Thousands of Longhorn fans gather on the Main Mall for the Texas Hex Rally.
In 1999, after the Texas A&M Aggie Bonfire stack collapsed killing 11 students and one former student, Longhorns converted the traditional Hex Rally into a memorial service, invited the Aggies to Austin, and mourners from A&M and UT gathered at the Tower, where “The Eyes of Texas” and “The Aggie War Hymn” both were sung.
Barbara Smith Conrad Performance
Those who attended the university’s 2000 Spring Commencement witnessed a very special event. Barbara Smith Conrad (1937-2017), world renowned operatic mezzo-soprano, led the graduates in “The Eyes of Texas.” Aside from the amazing performance, Conrad’s presence and journey to the event was significant.
As one of the first Black undergraduate students admitted in 1956, a group now known as The Precursors, Conrad was encouraged to audition for the leading role in the school production of “Dido and Aeneas,” which she got. But when the lead male role went to a White student, a state legislator objected to the mixed-race couple and pressured the administration to rescind the role, which it did, a move that made national news. Conrad persevered, got her degree, became a renowned opera singer, and was given the Distinguished Alumna Award in 1985. Her moving 2000 performance, a show of grace toward the university that had wronged her, must be one of the most definitive versions of “The Eyes of Texas.” Her courage and spirit of forgiveness provide the model and validation of the song’s ability for truth, healing and reconciliation.

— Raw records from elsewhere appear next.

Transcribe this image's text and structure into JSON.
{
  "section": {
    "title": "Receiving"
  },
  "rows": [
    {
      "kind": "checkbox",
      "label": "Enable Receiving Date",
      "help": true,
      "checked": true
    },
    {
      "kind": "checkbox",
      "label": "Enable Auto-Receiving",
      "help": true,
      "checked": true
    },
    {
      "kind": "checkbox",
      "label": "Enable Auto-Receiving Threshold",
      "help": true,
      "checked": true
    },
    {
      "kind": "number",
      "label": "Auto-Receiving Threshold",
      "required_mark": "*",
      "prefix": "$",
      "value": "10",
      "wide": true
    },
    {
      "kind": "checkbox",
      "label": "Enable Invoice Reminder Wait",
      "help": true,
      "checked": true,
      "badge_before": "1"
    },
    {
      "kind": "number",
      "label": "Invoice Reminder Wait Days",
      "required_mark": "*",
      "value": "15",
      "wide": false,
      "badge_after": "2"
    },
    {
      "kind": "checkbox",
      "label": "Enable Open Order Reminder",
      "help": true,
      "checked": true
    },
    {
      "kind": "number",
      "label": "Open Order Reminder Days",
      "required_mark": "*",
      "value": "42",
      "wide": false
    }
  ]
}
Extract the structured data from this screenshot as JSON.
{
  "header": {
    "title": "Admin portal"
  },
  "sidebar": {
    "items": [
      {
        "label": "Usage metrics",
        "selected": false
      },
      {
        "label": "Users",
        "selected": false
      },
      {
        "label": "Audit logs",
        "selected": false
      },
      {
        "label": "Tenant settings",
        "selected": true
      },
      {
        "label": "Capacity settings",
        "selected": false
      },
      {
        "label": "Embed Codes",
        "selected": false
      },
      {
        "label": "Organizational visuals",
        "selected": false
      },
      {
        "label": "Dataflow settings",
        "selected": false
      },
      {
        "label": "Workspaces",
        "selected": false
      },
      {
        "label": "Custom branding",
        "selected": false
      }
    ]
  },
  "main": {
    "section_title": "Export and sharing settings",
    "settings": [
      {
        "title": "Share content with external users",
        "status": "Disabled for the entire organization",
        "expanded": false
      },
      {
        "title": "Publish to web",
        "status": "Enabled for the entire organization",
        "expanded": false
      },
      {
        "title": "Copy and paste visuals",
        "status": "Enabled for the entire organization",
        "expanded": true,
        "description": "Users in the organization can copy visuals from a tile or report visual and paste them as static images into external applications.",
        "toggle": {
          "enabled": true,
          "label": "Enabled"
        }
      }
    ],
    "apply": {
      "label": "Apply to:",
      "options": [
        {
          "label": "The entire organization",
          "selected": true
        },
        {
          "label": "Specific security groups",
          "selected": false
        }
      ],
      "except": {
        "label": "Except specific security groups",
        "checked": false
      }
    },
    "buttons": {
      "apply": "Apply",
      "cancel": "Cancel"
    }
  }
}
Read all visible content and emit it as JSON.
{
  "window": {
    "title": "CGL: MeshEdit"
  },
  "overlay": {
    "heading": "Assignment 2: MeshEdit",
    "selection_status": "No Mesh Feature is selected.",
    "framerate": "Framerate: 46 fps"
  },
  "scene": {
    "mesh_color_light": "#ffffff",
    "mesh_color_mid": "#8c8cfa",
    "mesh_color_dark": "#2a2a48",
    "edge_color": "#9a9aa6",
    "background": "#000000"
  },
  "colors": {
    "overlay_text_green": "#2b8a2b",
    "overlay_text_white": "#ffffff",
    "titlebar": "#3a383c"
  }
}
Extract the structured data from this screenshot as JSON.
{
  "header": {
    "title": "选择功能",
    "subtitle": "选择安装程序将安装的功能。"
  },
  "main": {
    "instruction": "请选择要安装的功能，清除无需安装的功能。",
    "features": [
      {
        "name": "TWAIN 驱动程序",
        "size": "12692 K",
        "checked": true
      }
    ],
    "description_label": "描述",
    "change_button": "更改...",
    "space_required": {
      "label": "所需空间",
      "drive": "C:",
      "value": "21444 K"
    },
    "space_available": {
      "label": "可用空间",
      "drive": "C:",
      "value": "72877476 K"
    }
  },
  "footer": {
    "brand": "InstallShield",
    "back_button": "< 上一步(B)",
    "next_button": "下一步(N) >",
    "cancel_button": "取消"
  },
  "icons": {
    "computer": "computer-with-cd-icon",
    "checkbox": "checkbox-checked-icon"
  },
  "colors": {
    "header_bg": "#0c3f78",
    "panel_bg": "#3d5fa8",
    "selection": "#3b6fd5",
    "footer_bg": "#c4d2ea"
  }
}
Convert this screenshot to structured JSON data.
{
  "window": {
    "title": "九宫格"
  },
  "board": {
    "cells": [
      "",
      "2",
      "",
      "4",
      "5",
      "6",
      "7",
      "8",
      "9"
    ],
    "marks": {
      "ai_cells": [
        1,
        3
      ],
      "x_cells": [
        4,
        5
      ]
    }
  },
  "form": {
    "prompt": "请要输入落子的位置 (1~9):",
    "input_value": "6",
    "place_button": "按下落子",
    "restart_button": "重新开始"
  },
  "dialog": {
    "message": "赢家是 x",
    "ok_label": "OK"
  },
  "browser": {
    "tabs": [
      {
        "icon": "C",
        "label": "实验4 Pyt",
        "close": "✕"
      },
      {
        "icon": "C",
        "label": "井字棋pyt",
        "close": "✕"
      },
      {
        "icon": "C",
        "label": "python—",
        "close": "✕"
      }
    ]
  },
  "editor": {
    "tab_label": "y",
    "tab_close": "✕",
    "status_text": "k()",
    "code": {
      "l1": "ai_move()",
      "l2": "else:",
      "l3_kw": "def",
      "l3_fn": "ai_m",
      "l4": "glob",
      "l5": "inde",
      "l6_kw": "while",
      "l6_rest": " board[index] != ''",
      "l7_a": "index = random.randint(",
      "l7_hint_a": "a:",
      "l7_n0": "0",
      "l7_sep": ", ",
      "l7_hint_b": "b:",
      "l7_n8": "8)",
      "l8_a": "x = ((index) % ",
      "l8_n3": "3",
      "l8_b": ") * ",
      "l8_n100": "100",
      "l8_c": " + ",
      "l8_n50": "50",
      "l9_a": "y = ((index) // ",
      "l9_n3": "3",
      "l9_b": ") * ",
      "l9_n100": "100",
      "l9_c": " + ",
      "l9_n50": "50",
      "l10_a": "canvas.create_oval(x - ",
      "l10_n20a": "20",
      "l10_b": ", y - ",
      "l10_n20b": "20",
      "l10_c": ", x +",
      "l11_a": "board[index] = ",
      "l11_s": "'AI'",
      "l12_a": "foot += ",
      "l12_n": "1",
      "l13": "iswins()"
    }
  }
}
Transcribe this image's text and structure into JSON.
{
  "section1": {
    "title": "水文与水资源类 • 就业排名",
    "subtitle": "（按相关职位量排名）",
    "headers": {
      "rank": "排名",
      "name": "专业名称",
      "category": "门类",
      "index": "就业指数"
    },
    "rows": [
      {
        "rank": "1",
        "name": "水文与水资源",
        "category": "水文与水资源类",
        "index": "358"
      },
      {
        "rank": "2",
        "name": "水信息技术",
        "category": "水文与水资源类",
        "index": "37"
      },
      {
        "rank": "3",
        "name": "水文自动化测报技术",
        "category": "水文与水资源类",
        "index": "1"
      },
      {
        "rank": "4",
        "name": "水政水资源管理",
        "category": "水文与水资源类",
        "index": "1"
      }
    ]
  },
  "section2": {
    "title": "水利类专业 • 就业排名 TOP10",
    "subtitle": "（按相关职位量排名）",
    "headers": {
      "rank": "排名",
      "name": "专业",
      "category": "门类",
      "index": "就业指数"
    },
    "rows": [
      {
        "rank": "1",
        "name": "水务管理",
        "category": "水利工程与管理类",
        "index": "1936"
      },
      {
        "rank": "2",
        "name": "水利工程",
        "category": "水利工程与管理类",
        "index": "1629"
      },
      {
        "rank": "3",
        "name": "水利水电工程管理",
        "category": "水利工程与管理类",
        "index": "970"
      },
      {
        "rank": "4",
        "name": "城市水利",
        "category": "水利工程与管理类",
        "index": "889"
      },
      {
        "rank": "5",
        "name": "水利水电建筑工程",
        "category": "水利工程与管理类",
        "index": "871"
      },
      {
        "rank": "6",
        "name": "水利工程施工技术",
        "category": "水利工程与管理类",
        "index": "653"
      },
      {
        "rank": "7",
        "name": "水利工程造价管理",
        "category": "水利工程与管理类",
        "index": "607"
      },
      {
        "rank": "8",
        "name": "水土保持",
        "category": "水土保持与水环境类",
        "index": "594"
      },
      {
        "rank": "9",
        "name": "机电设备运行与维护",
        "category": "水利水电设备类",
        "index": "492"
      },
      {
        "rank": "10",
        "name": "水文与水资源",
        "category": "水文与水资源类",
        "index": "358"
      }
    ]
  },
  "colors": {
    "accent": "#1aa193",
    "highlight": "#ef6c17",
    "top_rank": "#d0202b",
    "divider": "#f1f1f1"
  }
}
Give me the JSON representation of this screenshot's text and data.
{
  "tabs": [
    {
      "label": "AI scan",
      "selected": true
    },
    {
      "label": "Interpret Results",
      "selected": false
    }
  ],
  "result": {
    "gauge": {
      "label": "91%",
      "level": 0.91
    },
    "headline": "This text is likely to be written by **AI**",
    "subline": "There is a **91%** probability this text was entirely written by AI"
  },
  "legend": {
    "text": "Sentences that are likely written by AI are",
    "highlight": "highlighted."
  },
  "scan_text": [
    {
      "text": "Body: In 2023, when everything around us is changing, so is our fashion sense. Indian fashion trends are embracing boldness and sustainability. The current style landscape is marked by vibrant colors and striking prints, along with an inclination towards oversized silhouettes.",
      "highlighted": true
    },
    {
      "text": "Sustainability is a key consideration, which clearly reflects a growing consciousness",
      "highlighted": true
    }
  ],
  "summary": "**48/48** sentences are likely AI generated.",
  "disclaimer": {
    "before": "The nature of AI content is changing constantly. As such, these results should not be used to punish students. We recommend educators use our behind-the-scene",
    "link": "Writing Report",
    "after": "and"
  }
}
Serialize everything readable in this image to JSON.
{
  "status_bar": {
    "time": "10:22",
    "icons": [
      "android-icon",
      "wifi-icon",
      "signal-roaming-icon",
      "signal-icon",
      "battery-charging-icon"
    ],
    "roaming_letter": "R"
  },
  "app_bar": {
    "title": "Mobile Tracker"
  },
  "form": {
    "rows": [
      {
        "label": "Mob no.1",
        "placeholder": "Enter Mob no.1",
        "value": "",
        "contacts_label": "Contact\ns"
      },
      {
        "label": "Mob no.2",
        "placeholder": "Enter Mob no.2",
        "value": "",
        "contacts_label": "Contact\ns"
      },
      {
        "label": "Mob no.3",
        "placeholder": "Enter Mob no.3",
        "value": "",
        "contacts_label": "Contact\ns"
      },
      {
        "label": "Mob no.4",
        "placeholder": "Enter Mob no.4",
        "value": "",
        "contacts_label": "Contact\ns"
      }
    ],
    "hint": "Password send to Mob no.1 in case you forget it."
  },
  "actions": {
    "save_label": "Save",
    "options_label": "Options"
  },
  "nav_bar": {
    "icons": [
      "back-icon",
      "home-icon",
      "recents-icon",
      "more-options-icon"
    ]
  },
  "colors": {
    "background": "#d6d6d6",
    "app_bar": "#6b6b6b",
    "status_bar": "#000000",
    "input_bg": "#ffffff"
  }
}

“The Eyes of Texas” Turns 100
The Eyes Turn 100: Centennial Recognition. UT Tower lit in orange with 100 in the windows.
In 2003, the Texas Exes UT Heritage Society celebrated “The Eyes of Texas” centennial. An exhibit on the history of the song was installed on the ground floor of the Main Building. The Alcalde magazine published a long-form feature story recapping the song’s history, and the Board of Regents approved a resolution that reaffirmed “The Eyes of Texas” as the official song of the university.
On May 12, a birthday party was hosted at the Alumni Center, complete with cake and ice cream. Austin musician Patricia Vonne was a special guest and concluded her performance with a Spanish version of the song. Four members of the UT Men’s Chorus treated the audience to complete original and parody versions of “The Eyes of Texas.” That night, for the first time in the university’s history, the Tower glowed orange with a “100” in the windows.